Join an Executive Mastermind Group (moderately expensive)
Executive Mastermind Groups can vary based on industry and title, but in general, they are a group of leaders coming together to learn from each other, share their challenges, and identify solutions to the challenges they are facing. They are a great outlet when you want to have a sounding board outside of your spouse, friends, or coworkers. My company, Ambition In Motion, actually runs executive mastermind groups, both for executives and middle managers – if you are interested in learning about them, feel free to reach out. The way I look at it is that we, as leaders, are all scientists testing hypotheses and trying to find the best ways to lead our teams. 90% of what we try probably won’t work, but these mistakes teach us how to get better at finding that last 10% that’s your key to success. If we can all bring our failed and successful leadership experiments together, we can exponentially improve our leadership and speed up our learning curve.
Review your team’s data (moderately expensive)
In my last article, How to Have An Effective 1:1 with a Direct Report, I wrote about how to have an effective 1:1 and what metrics can help you understand whether your message is getting through to your team.
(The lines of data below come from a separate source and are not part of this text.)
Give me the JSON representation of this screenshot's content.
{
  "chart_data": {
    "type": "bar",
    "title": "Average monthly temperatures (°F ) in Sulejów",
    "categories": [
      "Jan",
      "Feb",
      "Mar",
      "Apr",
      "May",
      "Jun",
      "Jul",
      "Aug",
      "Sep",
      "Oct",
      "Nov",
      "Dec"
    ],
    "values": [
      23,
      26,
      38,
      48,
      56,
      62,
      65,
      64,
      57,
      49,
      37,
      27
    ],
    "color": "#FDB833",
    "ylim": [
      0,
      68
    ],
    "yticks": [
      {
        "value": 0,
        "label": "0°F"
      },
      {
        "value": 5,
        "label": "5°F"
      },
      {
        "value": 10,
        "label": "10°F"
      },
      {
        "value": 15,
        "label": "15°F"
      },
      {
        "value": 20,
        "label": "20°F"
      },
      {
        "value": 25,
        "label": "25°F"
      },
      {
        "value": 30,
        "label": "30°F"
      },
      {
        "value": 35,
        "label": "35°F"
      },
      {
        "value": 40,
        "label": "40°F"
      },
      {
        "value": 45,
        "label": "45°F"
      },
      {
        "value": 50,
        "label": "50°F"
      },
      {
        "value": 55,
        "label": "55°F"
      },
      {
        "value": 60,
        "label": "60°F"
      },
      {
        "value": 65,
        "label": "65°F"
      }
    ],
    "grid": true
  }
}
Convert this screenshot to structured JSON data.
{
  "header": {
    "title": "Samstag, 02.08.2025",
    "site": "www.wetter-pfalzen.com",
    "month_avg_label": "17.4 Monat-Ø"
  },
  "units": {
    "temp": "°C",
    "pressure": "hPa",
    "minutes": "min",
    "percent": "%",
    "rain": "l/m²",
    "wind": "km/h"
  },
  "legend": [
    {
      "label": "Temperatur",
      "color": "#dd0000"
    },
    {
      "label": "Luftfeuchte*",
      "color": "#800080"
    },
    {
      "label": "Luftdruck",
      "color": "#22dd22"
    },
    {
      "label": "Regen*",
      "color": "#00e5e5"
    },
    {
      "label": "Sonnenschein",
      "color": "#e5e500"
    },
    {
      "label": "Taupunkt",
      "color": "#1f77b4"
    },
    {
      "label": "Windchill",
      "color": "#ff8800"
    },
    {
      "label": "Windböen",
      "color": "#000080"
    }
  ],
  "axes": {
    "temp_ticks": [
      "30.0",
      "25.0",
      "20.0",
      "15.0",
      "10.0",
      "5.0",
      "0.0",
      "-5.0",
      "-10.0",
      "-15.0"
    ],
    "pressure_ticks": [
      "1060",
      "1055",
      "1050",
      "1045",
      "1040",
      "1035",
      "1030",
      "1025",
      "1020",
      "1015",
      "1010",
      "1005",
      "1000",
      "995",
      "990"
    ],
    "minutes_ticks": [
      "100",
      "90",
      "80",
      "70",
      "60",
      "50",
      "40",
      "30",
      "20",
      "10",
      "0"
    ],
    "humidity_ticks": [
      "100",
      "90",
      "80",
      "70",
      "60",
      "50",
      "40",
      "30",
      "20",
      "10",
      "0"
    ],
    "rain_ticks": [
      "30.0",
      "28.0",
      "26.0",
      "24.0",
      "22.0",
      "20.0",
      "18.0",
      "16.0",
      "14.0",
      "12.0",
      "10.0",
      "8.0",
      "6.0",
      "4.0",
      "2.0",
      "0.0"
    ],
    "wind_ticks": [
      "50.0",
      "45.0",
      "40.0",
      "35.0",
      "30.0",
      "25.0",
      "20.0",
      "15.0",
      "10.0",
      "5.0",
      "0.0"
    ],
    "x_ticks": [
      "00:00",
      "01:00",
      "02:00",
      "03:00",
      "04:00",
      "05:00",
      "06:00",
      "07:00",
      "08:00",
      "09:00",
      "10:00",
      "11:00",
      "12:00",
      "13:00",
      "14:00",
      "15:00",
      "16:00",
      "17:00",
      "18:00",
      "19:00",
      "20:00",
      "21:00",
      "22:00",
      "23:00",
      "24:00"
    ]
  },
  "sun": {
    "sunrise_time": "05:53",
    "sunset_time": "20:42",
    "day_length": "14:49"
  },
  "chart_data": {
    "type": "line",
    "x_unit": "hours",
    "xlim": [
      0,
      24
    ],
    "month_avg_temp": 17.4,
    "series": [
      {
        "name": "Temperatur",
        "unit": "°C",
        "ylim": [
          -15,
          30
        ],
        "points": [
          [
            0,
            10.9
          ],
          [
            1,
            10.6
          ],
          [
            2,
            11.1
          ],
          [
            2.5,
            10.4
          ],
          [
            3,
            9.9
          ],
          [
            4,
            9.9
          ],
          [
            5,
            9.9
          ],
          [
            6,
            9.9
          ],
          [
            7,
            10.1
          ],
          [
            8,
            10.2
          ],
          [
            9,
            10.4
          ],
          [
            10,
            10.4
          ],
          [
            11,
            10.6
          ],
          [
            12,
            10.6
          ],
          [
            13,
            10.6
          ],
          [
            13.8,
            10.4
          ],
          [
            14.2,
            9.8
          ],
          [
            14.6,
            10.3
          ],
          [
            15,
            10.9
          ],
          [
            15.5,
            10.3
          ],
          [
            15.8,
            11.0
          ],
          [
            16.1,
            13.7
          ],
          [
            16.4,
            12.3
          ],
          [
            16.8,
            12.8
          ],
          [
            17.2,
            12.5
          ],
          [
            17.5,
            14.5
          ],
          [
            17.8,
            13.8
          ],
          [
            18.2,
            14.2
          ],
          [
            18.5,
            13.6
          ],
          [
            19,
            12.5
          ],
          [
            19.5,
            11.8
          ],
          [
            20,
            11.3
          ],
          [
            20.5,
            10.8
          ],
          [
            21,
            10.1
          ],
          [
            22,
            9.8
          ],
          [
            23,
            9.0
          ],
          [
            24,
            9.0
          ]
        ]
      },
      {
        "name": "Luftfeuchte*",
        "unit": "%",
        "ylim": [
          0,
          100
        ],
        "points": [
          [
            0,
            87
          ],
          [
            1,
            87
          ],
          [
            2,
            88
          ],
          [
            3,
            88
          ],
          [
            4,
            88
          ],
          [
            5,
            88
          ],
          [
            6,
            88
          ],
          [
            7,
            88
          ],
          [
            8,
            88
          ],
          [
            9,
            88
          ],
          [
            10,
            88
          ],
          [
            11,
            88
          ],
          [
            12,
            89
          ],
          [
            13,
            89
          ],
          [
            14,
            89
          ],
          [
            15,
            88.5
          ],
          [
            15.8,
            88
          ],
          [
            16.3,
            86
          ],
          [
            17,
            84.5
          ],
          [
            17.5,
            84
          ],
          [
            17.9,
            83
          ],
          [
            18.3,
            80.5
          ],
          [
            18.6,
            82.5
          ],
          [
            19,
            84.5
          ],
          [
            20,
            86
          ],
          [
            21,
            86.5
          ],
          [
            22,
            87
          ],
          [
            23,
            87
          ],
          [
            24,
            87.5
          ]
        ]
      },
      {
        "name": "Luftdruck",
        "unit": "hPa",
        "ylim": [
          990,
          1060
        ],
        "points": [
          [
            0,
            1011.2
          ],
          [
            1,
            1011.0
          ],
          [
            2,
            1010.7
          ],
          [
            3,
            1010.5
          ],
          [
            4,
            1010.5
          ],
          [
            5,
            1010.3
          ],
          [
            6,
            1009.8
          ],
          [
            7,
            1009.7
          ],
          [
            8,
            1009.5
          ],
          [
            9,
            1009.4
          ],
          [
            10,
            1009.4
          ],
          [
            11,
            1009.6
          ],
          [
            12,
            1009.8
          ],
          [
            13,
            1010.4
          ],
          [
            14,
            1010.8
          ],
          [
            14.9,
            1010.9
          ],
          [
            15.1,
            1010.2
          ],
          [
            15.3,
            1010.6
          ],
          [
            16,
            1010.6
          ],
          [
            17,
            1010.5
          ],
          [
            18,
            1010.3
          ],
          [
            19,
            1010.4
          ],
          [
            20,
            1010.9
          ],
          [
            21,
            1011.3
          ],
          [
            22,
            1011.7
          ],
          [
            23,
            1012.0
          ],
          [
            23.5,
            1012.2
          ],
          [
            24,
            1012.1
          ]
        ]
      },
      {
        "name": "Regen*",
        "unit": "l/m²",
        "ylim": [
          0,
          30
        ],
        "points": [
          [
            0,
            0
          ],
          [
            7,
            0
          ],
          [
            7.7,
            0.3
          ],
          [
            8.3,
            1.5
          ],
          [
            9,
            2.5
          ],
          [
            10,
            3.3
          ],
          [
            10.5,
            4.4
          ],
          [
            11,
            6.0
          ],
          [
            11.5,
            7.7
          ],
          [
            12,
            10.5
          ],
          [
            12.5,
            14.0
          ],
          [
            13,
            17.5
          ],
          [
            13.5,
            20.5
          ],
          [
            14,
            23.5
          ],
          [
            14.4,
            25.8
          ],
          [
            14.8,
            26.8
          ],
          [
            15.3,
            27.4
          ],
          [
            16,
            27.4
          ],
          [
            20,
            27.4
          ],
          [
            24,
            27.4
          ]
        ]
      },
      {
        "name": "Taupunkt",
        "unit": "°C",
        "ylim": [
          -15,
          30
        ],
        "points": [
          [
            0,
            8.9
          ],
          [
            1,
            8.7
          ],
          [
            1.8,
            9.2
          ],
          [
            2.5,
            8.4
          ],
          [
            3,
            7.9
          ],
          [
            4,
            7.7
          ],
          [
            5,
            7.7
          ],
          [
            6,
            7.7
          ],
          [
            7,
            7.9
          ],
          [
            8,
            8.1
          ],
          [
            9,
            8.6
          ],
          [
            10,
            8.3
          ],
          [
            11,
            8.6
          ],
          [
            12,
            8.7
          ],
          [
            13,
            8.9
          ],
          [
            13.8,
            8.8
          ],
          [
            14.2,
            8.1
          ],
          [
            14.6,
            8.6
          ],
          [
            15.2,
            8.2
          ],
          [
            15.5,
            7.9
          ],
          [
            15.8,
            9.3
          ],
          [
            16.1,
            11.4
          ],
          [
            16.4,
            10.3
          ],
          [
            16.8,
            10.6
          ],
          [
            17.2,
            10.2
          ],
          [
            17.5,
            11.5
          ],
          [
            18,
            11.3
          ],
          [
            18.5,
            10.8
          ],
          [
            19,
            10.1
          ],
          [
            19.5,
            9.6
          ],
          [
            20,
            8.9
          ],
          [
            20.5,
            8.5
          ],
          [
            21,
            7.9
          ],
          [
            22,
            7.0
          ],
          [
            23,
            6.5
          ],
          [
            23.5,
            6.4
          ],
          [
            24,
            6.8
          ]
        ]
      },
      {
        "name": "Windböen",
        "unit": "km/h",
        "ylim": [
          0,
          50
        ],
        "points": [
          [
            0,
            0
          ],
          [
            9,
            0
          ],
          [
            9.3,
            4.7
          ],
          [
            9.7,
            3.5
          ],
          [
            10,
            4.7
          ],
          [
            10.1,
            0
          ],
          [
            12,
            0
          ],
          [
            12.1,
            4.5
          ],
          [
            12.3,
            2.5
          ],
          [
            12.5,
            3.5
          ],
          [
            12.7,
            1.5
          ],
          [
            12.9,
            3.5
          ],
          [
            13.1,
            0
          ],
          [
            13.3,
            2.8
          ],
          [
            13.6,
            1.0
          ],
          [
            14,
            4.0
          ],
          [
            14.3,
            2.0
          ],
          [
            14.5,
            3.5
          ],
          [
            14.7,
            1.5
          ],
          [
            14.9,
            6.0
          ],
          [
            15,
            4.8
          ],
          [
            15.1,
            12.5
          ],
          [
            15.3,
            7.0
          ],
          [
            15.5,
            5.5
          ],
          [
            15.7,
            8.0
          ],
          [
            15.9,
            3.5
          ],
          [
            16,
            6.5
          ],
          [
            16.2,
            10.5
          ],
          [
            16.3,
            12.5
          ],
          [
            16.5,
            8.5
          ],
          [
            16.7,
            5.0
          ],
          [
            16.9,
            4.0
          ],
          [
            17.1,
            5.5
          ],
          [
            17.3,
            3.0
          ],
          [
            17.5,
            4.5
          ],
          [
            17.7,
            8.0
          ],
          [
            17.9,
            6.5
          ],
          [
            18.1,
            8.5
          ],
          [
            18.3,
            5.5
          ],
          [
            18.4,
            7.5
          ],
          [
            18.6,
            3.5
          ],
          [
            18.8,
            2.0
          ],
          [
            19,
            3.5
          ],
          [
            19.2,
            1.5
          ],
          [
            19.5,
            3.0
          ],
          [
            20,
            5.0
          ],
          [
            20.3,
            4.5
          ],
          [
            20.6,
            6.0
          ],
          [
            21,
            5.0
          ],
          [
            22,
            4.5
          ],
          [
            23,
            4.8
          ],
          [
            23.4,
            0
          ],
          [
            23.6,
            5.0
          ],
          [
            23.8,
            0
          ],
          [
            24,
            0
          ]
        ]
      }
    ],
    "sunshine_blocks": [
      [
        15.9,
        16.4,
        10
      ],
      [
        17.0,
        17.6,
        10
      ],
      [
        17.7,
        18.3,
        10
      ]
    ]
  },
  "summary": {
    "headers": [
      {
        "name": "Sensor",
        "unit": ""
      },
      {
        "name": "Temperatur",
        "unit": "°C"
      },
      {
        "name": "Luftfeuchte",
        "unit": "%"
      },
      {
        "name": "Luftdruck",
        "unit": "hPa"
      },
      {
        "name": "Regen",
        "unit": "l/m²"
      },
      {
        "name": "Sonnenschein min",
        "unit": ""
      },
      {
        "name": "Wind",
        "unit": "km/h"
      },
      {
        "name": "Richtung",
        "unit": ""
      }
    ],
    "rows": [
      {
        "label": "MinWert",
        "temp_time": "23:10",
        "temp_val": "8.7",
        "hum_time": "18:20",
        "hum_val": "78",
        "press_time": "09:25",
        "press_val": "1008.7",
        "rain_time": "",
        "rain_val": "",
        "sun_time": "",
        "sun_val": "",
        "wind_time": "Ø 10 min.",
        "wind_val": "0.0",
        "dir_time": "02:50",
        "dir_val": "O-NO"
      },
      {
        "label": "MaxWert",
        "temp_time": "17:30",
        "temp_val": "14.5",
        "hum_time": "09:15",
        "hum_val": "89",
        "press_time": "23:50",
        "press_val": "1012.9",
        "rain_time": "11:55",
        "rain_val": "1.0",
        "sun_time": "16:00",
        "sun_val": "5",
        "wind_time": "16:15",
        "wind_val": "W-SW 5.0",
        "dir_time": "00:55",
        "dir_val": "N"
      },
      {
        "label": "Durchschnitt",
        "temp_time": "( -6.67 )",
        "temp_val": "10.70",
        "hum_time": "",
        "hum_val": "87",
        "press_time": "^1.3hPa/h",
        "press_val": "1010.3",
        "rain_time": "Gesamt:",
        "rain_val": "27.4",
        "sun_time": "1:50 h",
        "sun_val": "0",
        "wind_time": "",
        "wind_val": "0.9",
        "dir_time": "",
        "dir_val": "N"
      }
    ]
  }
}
You need to be sure that your message is being received the way you intended. If you can understand how your team is receiving you as a leader through data, you are much more likely to make tangible improvements as a leader over time than if you aren’t measuring anything at all.
Get an executive coach (more expensive)
Getting an executive coach can give you a ton of personalized attention and focus to pinpoint the exact area you are challenged with. Executive coaches can question your way of thinking and acting and reframe your leadership style to serve your team in more impactful ways.
You can also combine all of these suggestions together to give yourself the best opportunity to improve.
Overall, leadership is undergoing a major overhaul and as current or future leaders, we must take steps to prepare ourselves for what is to come so we can lead our team the best we can.